39 In Hickory Developments Pty Ltd v Schiavello (Vic) Pty Ltd,[13] Vickery J analysed the SOP Act and its central purposes.[14] In short, some of the main points made were that:
[13](2009) 26 VR 112.
[14]Ibid at [36]-[49].
· The object of the scheme created by the Act was to keep the money flowing in the contracting chain by enforcing timely payment and sidelining protracted disputes.
· A basic feature of the legislation was that nothing affected any of the rights which a party to a construction contract had. The Act aimed to maintain the cashflow of claimants by enabling them to recover quickly amounts which the adjudication process said they were entitled to.
· A person who paid money found due could seek to recover the same in later court proceedings which decided the ultimate rights of the parties.
· The principle that the respondent to a payment claim for a progress payment “should pay now and argue later” was given full effect under the Act.[15] The regime promoted the object of the Act, that is, the facilitation of timely payments between parties to a construction contract and provision for the rapid resolution of disputes arising in respect of progress claims under those contracts.

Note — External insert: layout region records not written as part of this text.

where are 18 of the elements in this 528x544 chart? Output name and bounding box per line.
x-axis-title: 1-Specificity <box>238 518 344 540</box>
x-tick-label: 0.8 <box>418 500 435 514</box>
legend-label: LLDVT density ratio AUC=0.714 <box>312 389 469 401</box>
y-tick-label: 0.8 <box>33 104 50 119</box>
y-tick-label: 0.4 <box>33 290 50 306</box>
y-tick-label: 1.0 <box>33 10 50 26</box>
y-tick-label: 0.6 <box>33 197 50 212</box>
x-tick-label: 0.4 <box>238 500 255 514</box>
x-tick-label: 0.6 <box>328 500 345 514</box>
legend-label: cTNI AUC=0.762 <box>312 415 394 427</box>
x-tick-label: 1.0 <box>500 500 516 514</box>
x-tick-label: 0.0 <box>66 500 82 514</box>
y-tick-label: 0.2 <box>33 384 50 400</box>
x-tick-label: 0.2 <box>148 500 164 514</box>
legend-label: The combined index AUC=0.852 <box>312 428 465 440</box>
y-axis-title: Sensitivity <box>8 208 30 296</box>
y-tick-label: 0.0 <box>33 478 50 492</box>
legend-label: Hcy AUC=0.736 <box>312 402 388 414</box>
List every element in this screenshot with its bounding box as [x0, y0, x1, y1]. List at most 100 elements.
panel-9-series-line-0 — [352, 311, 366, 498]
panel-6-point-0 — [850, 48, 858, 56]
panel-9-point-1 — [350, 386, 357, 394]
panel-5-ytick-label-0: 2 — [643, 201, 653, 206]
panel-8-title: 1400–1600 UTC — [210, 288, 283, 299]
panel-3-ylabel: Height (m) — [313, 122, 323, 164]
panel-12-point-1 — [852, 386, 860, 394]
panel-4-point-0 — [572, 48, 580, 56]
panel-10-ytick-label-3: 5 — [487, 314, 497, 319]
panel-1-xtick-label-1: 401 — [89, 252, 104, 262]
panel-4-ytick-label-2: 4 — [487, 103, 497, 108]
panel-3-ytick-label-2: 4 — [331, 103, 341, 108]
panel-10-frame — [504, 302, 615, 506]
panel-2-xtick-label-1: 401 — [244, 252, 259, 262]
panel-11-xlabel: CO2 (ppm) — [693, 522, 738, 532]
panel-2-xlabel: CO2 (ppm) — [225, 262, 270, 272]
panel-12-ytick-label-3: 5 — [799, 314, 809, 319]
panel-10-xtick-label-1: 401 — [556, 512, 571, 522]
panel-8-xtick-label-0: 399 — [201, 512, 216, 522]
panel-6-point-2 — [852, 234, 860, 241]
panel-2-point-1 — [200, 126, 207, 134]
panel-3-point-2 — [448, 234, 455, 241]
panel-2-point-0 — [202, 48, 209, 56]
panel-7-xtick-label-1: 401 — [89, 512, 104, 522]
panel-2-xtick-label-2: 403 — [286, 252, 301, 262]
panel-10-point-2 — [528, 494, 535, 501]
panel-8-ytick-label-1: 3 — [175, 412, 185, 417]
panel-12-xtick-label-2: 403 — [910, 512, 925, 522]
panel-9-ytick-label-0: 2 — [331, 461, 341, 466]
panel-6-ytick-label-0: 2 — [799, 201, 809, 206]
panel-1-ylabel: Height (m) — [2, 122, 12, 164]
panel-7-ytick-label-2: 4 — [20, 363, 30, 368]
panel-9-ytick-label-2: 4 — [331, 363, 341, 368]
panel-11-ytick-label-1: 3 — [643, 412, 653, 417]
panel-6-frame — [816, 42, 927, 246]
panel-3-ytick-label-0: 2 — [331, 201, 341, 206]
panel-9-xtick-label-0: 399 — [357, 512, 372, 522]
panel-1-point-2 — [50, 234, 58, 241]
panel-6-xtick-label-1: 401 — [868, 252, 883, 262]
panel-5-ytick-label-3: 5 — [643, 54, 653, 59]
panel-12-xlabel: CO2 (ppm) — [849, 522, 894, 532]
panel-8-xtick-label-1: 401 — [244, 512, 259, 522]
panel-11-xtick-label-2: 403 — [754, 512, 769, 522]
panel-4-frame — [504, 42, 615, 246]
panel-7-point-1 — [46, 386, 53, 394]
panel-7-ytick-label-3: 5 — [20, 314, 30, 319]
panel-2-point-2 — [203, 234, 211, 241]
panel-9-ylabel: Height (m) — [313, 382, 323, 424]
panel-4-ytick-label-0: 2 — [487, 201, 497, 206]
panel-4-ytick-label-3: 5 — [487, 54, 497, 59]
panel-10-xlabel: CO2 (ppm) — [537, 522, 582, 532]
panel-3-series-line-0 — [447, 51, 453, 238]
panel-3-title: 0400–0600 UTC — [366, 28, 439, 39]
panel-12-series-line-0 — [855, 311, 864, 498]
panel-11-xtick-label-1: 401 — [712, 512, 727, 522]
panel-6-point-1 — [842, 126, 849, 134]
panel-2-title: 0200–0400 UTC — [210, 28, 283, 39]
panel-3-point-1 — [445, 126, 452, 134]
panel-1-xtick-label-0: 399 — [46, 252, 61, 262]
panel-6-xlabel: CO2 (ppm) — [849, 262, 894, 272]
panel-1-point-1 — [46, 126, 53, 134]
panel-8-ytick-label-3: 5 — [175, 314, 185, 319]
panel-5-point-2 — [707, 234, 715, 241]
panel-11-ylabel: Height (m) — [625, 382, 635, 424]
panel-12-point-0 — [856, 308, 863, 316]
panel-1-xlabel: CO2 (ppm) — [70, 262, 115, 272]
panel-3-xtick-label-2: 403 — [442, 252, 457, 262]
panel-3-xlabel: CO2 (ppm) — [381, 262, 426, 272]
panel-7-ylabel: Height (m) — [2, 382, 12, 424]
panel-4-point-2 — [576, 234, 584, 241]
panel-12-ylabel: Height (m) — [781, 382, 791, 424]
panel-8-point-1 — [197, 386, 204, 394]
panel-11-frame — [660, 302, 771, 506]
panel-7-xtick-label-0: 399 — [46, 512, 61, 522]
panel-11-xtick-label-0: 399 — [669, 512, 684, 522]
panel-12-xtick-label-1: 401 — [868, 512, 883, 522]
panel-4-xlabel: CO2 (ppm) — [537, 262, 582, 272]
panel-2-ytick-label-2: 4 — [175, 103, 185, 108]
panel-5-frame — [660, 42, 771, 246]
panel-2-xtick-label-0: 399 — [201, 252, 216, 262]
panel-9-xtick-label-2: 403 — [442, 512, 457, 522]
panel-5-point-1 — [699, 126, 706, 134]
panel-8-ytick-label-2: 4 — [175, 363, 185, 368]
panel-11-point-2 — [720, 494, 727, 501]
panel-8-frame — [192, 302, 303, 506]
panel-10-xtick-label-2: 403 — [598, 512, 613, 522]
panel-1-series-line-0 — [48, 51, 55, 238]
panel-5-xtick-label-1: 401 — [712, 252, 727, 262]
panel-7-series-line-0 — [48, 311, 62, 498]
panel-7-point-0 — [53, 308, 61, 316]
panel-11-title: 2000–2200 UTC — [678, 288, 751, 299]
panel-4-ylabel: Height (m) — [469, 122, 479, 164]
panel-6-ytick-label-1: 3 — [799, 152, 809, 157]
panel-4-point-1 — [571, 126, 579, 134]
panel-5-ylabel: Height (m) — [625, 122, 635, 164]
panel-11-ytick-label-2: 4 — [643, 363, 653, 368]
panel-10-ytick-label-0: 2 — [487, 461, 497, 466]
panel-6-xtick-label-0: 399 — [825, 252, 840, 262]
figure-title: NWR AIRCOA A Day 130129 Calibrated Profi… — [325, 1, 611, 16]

· The Act removed from consideration in the interim payment regime matters such as claims for non-claimable variations, compensation for events such as latent conditions, time-related costs and damages for breaches of the construction contract. This removal of some claims for later resolution under the general law was designed to give full effect to the concept of “pay now and argue later”.
[15]Multiplex Constructions Pty Ltd v Luikens [2003] NSWSC 1140 at [96].
40 In the circumstances of this case, I consider that Geotech has the better argument and is entitled to the judgment sought. The SOP Act has been referred to as creating a situation in which the guiding principle is “pay now and argue later”. TransCom received the payment claims from Geotech and did not respond in a timely manner with payment schedules in 2017. TransCom was subject to the adverse adjudication in 2018. The SOP Act allows for a claimant to act promptly to recover payment. When that occurs, the respondent cannot advance a crossclaim or raise a defence in relation to a matter arising under the particular construction contract. That being so, it is my view that TransCom should pay Geotech and make different arrangements to pursue its claims against Geotech – for example the claims for liquidated damages.
41 As to the issue of the stay, I note the argument raised by Geotech and its reliance upon the New South Wales Supreme Court in Siemens at paragraph 35. As noted, TransCom did not seriously contest this authority by showing it was irrelevant or distinguishable. It offered no alternate authority on the point. That being so, I am not satisfied that the dispute which TransCom seeks to raise is arbitrable and that Geotech’s proceeding should be stayed pending reference to arbitration.
42 The parties should give effect to these reasons and file and serve by noon on 17 July 2018 any submissions regarding the form of final orders and costs.